The integration with the existing robot core module (the board with all the electronics, including sensors, computer, camera, and digital/analog I/O controller) was relatively smooth, with the exception of the modifications needed for adapting to the lower main battery voltage: 7.2 Volts instead of 11.1 Volts.
Given the ammount of necessary changes, I took the opportunity to improve the computer (Fonera) power supply. Instead of powering it directly from a pack of 4 AA batteries, I added support for another 4 batteries to optionally connect in parallel, and booster circuitry to extract more energy from the batteries (the Fonera would not like when the voltage would drop below 5 volts), ensuring the correct voltage supply for as long as possible.

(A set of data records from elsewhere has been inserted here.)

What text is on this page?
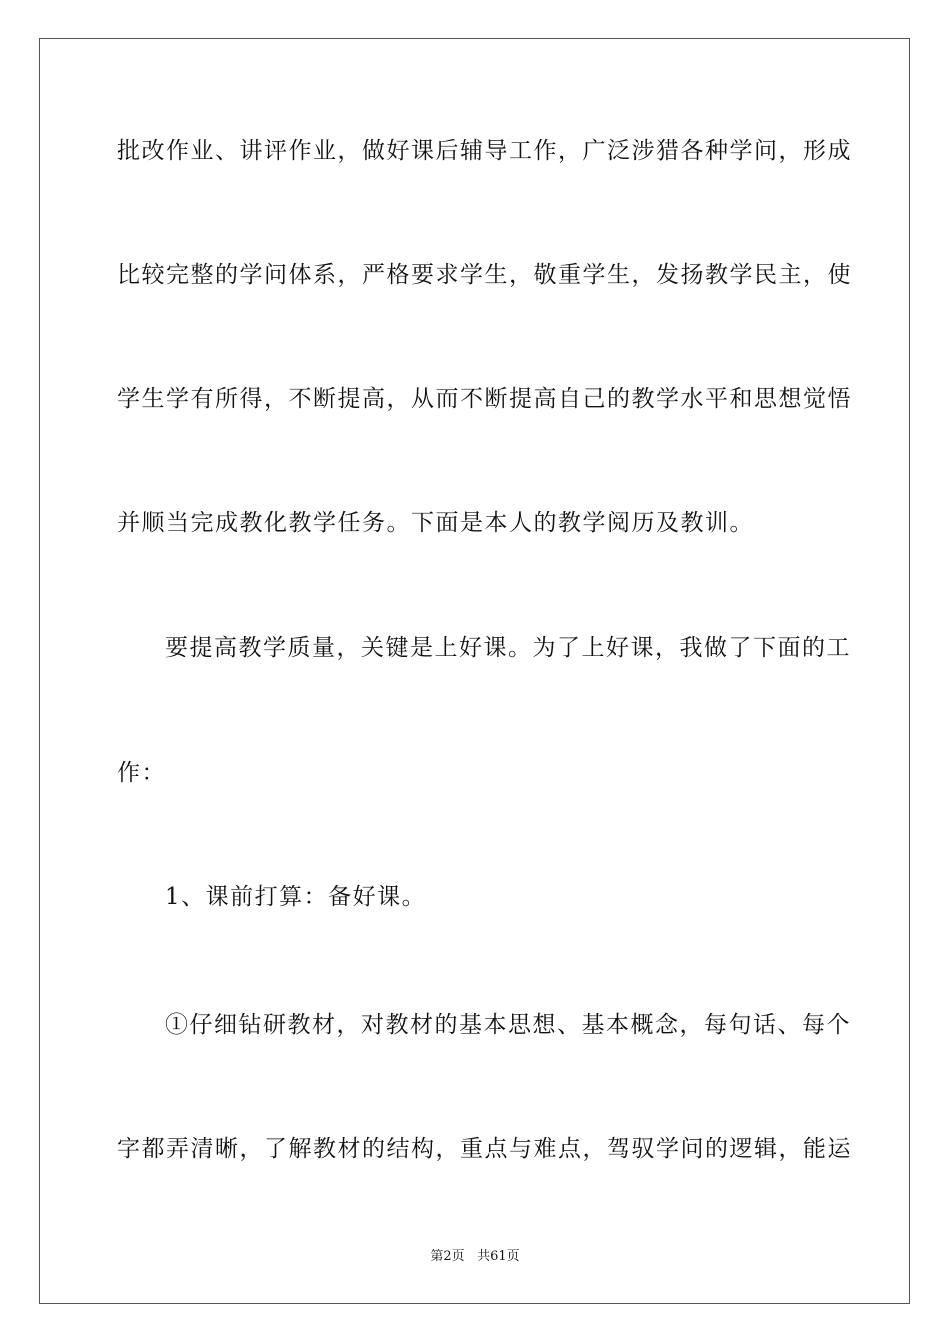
批改作业、讲评作业，做好课后辅导工作，广泛涉猎各种学问，形成
比较完整的学问体系，严格要求学生，敬重学生，发扬教学民主，使
学生学有所得，不断提高，从而不断提高自己的教学水平和思想觉悟
并顺当完成教化教学任务。下面是本人的教学阅历及教训。
要提高教学质量，关键是上好课。为了上好课，我做了下面的工
作：
1、课前打算：备好课。
①仔细钻研教材，对教材的基本思想、基本概念，每句话、每个
字都弄清晰，了解教材的结构，重点与难点，驾驭学问的逻辑，能运
第2页 共61页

With all the mechanical changes required to adapt to the new frame, the final result is the following:
In spite of the aesthetics not being the high point of this project, I have to say that in my opinion it looks a lot better than before.
The AA battery packs are located in the replacement aileron. In spite of not being the optimal location considering the center of mass, it was the only adequate location, considering the fact that the sensors and camera could not have the corresponding field of view compromised.